The actual writing of the Warren Commission Report was one activity; the prior writing of internal memos was another. To understand "what the WC knew, and when they knew it," one must go to the original "investigative" memos; and even the first drafts of the "Foreign conspiracy" chapter of the WCR (WC attorney David Slawson's "office files" at NARA). [FYI: I examined all of this material, in the greatest of detail, back around 1971/72, spending weeks at the National Archives (when all the JFK records were located in Washington, D.C.) and staying overnight at the home of Bernard Fensterwald).   By doing that, one can trace the flow of information and attempt to find out how it came to pass that "nothing was said" about Oswald's "Cuban" activities, but there was information about the Soviet Embassy visit. Unfortunately that information was incomplete.   We did not get the full picture of what happened during LHO's Soviet Embassy visit until the 1993 publication of Nechiporenko's Passport to Assassination.

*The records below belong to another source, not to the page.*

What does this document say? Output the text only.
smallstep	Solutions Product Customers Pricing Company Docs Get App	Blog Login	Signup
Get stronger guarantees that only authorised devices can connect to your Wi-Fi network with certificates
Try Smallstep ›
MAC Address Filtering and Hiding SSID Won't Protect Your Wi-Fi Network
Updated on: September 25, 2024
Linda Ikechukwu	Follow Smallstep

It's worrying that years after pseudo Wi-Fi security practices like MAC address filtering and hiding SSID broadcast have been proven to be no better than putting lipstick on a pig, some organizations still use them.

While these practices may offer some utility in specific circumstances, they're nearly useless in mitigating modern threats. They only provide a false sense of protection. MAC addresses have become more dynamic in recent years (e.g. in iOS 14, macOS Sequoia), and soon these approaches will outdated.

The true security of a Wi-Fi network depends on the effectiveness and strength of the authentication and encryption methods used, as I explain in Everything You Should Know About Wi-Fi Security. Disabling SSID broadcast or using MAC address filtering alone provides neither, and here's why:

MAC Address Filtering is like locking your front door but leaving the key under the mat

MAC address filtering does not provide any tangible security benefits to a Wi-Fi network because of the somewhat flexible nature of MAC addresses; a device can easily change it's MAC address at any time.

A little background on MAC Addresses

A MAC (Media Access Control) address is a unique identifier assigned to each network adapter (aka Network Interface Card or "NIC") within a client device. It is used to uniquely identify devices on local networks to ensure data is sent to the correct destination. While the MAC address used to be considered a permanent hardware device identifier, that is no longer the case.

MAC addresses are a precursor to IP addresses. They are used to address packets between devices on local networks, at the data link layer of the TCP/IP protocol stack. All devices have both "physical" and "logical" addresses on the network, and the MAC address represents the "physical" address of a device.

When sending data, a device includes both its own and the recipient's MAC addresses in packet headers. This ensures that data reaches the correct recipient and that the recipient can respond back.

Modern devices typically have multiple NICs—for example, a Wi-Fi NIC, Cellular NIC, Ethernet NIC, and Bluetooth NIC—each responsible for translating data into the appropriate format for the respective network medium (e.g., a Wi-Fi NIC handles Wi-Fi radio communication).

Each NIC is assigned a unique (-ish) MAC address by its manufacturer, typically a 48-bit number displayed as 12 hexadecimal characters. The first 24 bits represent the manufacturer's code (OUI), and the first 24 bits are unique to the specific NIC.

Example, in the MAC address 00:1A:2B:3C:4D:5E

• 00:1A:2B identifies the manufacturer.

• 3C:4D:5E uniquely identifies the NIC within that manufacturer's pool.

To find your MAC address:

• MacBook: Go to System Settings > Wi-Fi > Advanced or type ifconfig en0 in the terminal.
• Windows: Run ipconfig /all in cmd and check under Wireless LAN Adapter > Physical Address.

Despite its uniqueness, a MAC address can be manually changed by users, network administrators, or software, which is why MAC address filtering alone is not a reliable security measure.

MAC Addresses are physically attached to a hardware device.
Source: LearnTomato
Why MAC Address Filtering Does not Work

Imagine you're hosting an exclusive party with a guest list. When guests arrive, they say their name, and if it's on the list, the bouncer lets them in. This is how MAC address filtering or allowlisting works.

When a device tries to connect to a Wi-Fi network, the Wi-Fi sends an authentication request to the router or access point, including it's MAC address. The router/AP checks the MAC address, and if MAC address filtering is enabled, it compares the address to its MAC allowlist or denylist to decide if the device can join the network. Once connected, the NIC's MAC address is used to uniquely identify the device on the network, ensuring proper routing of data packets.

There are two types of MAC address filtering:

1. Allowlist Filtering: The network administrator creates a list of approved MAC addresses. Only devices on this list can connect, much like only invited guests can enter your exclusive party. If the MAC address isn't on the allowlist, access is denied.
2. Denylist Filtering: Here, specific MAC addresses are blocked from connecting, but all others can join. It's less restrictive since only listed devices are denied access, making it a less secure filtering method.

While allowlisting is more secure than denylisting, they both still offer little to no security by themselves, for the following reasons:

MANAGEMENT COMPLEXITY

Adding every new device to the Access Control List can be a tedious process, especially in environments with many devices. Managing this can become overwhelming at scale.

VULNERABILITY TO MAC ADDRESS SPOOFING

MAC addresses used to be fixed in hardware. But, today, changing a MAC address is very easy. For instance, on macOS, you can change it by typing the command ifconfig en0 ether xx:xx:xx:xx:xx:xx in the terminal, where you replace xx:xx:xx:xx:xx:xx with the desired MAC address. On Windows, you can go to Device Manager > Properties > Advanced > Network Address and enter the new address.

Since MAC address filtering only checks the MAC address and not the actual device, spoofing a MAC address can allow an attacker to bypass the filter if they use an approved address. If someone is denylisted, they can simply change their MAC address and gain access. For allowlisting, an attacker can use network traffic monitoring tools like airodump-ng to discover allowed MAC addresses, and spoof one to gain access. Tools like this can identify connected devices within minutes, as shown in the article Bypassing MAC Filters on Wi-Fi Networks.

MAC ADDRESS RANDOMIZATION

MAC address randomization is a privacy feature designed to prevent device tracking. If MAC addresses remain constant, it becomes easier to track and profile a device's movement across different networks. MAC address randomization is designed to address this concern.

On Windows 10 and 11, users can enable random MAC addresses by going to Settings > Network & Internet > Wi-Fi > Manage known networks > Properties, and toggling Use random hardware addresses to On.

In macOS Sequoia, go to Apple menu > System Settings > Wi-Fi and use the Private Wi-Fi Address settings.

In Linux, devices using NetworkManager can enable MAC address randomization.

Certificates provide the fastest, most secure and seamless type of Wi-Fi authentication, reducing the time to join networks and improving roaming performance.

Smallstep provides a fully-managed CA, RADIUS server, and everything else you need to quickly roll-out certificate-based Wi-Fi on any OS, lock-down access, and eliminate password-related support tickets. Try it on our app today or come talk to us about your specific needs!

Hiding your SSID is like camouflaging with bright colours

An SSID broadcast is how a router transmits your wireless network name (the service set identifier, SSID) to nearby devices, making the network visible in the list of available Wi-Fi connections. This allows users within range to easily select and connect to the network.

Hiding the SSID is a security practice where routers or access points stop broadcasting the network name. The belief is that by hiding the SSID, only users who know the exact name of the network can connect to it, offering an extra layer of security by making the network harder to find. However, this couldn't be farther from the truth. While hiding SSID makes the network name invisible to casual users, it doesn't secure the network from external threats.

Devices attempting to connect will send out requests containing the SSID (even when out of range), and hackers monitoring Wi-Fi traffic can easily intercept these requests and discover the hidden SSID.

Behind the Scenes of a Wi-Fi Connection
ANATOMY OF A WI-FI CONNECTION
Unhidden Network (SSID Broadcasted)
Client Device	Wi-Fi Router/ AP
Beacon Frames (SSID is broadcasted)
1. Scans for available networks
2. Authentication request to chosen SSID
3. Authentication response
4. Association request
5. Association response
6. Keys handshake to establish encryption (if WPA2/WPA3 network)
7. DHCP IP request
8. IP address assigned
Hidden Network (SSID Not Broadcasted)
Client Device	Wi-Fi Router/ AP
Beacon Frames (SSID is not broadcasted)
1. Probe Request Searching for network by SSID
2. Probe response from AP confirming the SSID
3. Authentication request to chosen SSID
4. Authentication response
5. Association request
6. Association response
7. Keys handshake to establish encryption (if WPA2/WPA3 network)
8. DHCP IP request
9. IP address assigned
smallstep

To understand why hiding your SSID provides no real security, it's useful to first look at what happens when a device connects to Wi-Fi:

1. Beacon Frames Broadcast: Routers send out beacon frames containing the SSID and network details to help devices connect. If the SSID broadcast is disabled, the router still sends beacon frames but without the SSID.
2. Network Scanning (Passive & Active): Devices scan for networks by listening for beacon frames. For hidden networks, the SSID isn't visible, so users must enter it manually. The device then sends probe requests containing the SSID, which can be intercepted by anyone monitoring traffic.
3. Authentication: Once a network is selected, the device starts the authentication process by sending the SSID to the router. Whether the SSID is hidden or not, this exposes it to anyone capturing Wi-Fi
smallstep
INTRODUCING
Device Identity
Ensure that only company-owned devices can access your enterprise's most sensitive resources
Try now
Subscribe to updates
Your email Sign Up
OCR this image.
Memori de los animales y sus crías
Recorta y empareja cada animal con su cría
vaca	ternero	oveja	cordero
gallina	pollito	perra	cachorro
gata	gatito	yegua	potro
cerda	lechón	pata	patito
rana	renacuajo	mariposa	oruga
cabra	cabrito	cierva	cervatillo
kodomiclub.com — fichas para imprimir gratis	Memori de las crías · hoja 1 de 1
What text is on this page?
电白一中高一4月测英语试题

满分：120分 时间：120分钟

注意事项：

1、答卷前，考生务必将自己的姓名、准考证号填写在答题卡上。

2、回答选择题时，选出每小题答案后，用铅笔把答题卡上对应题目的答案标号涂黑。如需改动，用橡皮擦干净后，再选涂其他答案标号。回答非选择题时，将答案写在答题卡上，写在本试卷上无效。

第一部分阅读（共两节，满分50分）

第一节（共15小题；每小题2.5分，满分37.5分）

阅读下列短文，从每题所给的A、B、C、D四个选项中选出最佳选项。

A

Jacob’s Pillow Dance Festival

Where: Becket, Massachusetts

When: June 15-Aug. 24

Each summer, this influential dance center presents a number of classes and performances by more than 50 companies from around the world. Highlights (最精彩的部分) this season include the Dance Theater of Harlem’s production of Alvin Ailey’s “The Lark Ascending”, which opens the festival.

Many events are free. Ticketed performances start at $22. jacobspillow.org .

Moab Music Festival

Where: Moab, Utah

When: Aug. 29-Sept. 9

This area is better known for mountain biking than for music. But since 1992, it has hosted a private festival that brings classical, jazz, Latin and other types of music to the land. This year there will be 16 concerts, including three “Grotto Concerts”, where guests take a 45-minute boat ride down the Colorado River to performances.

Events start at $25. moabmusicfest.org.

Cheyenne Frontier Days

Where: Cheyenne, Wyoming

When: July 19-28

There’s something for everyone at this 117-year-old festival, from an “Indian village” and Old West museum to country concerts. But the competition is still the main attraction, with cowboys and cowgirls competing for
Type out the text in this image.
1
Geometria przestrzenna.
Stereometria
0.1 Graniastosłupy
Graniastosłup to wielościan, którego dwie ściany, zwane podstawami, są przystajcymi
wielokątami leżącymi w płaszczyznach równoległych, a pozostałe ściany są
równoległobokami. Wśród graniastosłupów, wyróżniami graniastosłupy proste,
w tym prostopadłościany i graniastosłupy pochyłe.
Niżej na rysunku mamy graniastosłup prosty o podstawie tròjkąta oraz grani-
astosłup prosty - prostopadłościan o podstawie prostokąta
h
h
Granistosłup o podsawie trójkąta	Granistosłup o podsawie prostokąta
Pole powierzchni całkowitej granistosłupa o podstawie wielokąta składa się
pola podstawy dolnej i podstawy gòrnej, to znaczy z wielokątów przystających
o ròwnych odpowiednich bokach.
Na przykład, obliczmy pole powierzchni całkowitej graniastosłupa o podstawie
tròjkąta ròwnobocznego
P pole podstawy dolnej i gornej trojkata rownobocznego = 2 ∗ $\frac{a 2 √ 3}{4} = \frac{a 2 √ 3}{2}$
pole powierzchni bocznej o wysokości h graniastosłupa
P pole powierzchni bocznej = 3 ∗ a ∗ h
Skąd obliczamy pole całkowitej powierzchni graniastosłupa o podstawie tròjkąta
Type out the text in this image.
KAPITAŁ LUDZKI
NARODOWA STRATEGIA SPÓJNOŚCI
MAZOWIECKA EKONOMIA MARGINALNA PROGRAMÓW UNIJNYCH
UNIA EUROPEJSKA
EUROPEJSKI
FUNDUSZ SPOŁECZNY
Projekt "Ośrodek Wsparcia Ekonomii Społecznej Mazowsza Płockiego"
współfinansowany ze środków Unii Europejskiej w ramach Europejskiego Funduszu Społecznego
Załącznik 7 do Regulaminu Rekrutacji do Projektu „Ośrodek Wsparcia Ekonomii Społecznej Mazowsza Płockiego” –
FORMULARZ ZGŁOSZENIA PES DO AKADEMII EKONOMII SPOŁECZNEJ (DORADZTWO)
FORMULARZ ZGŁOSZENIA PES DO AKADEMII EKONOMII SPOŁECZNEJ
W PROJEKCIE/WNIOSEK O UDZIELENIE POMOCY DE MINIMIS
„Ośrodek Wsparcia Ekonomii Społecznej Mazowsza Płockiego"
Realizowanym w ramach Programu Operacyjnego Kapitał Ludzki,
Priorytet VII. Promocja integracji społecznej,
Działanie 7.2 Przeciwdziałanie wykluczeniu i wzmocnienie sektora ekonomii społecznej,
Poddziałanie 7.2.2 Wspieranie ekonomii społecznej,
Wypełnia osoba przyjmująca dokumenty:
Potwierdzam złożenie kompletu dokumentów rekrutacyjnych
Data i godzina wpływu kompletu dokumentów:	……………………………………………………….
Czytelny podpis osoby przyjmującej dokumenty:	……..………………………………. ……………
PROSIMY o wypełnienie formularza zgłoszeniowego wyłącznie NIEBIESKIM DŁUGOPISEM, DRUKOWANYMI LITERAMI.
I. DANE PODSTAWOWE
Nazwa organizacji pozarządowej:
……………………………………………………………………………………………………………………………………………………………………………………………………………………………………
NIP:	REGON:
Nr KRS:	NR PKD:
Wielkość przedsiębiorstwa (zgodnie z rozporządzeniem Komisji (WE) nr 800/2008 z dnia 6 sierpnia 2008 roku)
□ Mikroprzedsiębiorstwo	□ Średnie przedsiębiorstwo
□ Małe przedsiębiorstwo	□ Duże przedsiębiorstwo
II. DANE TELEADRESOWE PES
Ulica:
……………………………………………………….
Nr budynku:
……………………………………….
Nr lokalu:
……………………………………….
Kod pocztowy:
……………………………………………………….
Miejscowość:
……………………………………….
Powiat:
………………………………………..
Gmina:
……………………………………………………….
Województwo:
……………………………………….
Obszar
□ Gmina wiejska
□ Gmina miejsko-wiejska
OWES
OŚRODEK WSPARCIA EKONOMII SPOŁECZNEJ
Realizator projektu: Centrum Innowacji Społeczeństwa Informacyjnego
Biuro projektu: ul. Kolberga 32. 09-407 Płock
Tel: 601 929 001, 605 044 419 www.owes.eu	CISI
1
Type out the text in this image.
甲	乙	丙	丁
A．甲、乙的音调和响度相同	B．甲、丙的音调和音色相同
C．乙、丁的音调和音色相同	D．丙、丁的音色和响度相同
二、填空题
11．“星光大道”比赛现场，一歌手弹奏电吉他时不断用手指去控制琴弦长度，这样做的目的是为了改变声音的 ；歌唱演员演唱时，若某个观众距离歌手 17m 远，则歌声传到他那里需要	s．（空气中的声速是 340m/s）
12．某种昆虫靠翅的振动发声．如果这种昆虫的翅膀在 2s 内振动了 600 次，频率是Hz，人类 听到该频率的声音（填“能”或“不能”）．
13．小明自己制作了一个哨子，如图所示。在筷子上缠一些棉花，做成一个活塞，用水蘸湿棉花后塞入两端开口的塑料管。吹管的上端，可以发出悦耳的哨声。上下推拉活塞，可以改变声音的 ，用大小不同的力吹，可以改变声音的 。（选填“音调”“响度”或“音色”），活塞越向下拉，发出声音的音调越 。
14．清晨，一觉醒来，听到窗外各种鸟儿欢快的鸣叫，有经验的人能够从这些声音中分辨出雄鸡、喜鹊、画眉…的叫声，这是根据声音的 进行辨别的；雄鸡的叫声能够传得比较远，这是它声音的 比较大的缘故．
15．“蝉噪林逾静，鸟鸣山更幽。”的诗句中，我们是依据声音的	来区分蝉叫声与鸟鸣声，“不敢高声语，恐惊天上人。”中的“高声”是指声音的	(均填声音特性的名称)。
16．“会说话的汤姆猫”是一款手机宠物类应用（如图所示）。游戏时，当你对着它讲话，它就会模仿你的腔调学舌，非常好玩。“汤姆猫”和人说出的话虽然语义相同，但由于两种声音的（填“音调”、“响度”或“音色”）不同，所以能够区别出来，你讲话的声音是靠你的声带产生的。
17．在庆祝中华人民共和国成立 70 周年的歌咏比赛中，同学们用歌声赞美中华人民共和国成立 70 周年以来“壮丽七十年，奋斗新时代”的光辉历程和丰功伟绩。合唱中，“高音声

As I mentioned in a previous post, the Nechiporenko book ("Passport to Assassination") provides a pretty detailed account of LHO's visit to the Soviet Embassy on Saturday morning, 9/28.  Had there been no Cold War (with all its political complications) everything that is laid out in Nechiporenko's book could have been provided to the Warren Commission. 

But it wasn't  Not only is it very important, historically, but its very illuminating re the psychology of Oswald.  LHO was seated in a room with three (3) officials: Nechiporenko, Kostikov, and Yatsov.   LHO then staged this dramatic scene, in which he was crying, said he was being followed, and then--suddenly--took out a pistol and laid it on the table. One of the three Soviets grabbed at the gun, opened it, and immediately "disarmed" Oswald by taking out the bullets. This whole episode,I am sure, was nothing but an act. What my late father would tell me (and/or my sister) if things got too dramatic at home: "Stop playing Sarah Bernhardt!".  That, I believe, is what Oswald was doing on Saturday morning, 9/28/63, at the Soviet Embassy.  It was a staged play, nothing more. And, of course, it left a major impression on these three officials, who immediately recognized Oswald on 11/22/63, when his arrest was announced and his photograph was carried in the U.S. media. (SIDE NOTE: Jefferson Morley does not include any of this in his book, Our Man In Mexico. And I have no idea how to account for that omission).  Anyway, and as I used to  discuss all of this  with John Newman back in 1993, when I was working very closely with him), the LHO/Cuban contacts were seriously "edited out" (of the Warren Report)  and now we know, from the Nechiporenko book, that the most pertinent aspects of Oswald's Soviet visit never were mentioned in any document given by the Soviets to the US Government; and first became known with the 1993 publication of Passport to Assassination.. What I have described above is to some extent, an important part of the backstory of LHO's visit to Mexico City.